Dr. Felgner is Director of the UCI Vaccine Research and Development Center and the Protein Microarray Laboratory and Training Facility. The goal of his current research is to identify the right antigens to use for vaccines. The Laboratory developed a high throughput approach to clone and express all proteins encoded in a microorganism’s genomic DNA and print them onto protein microarrays. The Lab has cloned 70,000 genes derived from 35 infectious microorganisms, expressed and printed the encoded proteins on microarrays and probed with an inventory of more than 25,000 sera from infected, vaccinated, and healthy people worldwide to identify serodiagnostic and vaccine antigens.
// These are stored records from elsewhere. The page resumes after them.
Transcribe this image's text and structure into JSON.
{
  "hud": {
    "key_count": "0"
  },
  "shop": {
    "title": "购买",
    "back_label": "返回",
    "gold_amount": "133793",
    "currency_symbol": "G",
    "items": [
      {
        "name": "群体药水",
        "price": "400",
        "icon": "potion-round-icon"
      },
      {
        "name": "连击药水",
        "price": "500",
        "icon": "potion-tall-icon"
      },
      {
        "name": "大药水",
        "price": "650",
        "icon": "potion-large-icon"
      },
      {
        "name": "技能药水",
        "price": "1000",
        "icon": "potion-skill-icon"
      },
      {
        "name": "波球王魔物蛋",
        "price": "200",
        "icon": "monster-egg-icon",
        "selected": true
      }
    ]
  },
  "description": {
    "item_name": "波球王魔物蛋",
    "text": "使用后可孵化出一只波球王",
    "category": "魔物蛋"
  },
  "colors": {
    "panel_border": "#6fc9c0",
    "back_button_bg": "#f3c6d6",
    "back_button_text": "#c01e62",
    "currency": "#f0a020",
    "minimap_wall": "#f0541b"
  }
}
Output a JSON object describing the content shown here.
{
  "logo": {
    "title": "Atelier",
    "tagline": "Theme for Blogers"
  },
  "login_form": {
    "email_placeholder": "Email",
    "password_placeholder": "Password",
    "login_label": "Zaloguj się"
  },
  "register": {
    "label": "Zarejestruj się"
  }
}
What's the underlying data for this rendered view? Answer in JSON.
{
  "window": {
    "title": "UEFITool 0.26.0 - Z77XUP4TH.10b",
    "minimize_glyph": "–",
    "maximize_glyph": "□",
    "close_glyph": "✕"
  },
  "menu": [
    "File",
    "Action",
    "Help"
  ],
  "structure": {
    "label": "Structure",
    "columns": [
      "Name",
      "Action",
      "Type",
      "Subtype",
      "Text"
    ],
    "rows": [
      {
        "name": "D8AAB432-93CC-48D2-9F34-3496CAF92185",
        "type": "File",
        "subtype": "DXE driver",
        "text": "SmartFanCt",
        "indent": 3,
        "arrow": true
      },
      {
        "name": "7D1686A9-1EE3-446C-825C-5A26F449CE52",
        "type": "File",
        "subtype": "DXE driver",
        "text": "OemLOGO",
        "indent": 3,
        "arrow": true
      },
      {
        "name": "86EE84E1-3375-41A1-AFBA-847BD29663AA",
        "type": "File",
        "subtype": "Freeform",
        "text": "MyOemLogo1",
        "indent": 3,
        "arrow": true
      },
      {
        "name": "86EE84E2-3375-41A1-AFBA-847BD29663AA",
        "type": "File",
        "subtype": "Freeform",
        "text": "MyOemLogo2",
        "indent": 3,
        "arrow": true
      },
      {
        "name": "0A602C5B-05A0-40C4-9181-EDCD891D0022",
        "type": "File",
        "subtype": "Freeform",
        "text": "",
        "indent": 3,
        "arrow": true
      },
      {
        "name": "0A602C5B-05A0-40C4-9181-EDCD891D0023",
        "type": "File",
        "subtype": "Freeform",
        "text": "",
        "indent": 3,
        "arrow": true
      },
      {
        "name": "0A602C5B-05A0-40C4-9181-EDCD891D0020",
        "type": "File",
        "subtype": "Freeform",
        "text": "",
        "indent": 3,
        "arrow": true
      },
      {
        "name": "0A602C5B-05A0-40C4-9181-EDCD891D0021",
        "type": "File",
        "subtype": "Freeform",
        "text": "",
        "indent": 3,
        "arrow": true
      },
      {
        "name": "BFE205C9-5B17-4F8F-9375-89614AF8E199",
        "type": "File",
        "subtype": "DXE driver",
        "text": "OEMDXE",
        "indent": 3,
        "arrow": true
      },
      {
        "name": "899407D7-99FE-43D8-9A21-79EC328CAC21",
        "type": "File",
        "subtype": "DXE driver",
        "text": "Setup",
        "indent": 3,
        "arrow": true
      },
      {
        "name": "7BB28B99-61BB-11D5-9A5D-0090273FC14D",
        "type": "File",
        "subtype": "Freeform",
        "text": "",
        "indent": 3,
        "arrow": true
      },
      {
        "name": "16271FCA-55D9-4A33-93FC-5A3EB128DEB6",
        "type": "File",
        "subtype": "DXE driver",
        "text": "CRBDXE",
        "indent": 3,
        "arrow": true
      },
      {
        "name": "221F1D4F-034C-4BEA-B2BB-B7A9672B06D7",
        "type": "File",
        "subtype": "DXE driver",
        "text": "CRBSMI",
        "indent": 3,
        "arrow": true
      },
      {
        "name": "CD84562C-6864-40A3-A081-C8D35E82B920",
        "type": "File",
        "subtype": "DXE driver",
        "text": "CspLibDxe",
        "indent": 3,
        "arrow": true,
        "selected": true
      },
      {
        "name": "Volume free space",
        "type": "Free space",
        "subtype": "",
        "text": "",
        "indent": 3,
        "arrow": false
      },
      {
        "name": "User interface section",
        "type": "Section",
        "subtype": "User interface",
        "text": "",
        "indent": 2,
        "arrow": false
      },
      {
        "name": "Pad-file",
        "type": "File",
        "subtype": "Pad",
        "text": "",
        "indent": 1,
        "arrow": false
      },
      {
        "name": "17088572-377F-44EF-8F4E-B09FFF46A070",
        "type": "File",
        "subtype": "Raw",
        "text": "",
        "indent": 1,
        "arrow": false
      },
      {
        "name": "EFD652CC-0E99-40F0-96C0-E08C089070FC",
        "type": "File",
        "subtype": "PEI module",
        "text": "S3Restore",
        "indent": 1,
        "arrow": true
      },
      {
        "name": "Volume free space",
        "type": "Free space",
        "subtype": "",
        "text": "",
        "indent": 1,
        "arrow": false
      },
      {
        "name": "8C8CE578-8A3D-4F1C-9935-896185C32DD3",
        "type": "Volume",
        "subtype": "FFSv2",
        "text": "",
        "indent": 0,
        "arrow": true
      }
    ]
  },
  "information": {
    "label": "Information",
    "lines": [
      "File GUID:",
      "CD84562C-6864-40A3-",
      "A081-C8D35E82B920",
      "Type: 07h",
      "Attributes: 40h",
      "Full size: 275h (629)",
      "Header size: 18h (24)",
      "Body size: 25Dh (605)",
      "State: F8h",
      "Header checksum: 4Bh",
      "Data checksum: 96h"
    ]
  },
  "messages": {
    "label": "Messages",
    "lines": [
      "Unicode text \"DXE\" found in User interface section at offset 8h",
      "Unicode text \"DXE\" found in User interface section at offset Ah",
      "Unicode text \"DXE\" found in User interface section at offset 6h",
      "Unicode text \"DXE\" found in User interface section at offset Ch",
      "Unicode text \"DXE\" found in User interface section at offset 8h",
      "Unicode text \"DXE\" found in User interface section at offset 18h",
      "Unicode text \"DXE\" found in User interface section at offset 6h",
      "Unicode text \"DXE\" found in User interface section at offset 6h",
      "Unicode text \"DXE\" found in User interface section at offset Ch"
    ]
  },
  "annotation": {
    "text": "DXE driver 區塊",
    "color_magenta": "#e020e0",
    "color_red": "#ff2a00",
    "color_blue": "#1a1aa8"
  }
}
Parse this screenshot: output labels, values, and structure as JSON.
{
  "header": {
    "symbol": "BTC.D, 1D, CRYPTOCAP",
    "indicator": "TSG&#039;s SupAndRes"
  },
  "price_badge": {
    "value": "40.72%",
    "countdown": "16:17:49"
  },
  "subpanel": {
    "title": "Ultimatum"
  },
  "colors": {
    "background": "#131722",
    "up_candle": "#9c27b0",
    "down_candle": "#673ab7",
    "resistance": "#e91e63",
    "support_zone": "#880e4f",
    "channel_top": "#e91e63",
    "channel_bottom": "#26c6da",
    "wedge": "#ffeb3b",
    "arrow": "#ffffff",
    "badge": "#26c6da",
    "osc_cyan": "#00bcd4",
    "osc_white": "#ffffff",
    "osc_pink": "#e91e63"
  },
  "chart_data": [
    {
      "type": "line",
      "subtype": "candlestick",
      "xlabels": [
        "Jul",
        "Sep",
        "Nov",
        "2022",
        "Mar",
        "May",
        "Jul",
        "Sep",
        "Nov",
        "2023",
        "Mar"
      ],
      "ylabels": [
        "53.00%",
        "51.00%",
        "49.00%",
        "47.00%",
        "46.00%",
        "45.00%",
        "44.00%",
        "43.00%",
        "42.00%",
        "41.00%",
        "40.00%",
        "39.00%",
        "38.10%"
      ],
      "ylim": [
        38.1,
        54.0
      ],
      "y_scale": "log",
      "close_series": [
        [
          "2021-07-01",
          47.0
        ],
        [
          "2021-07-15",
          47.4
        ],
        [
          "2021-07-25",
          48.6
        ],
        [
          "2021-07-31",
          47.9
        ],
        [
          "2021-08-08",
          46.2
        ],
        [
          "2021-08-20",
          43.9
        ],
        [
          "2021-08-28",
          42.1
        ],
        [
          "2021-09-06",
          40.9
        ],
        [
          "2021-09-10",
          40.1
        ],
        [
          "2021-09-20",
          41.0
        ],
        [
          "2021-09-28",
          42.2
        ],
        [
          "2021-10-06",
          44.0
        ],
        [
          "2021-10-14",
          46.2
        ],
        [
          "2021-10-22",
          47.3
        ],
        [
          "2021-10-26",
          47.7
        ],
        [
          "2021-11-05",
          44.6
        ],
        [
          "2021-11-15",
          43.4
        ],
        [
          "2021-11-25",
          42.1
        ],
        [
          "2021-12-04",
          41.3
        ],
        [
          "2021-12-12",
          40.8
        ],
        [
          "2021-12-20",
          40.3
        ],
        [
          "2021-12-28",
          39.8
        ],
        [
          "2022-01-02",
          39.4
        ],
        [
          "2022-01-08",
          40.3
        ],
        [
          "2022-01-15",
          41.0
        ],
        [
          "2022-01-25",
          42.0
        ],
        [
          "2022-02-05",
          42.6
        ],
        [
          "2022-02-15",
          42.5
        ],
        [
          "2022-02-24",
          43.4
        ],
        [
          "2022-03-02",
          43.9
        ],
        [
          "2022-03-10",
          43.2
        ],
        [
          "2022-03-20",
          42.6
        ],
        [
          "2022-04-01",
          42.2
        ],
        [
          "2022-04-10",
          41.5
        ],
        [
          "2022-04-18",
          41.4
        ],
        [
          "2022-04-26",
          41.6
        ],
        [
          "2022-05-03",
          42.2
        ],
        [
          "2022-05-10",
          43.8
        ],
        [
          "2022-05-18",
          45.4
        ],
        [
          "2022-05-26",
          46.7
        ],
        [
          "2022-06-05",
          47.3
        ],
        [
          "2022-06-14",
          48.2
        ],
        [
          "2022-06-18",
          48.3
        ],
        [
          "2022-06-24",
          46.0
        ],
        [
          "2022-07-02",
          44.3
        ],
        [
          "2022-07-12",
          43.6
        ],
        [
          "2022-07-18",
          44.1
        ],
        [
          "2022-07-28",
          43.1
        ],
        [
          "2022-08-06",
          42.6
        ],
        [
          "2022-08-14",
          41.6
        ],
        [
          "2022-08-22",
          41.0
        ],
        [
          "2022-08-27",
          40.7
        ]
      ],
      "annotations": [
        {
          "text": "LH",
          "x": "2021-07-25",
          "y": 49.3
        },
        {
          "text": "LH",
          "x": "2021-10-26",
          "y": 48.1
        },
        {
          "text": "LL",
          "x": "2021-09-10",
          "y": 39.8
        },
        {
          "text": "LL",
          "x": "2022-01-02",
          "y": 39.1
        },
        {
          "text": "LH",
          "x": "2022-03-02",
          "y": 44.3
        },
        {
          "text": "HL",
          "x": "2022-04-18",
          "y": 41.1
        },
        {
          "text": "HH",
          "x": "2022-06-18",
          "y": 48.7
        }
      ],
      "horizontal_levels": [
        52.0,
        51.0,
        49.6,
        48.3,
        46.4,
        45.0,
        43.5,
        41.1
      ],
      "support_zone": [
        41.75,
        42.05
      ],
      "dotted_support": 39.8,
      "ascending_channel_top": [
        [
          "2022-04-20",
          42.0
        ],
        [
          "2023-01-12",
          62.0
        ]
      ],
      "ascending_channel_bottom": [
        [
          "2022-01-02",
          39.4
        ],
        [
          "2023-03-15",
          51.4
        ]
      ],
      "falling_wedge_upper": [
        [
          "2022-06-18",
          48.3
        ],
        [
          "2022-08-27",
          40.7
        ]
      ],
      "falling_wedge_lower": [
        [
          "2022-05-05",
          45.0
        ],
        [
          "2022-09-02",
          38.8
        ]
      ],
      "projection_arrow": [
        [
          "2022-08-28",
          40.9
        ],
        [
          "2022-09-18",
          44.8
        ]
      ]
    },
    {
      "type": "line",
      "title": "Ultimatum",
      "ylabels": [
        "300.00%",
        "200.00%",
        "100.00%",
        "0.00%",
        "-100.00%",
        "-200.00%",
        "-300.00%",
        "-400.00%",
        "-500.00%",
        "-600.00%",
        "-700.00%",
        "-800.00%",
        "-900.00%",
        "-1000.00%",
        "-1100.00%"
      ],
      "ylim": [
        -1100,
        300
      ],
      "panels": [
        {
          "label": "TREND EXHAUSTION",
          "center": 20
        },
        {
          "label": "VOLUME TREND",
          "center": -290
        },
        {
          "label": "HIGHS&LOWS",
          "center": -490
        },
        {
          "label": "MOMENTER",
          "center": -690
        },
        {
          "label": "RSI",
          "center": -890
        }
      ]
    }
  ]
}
Dr. Felgner joined the faculty at UC Irvine in 2002 after two decades of experience in the biotechnology industry, including founding Vical, Inc. in San Diego based on his discovery of DNA vaccines and serving as Chief Scientific Officer to help build the company into a publicly traded entity. He discovered and developed ‘Lipofection’ DNA transfection technology in 1985, the most widely used approach for introducing nucleic acid into cultured cells. His work has led to 200 published papers and 45 patents that have been cited by other scientists more than 33,000 times, and founding of a UCI startup company Antigen Discovery, Inc.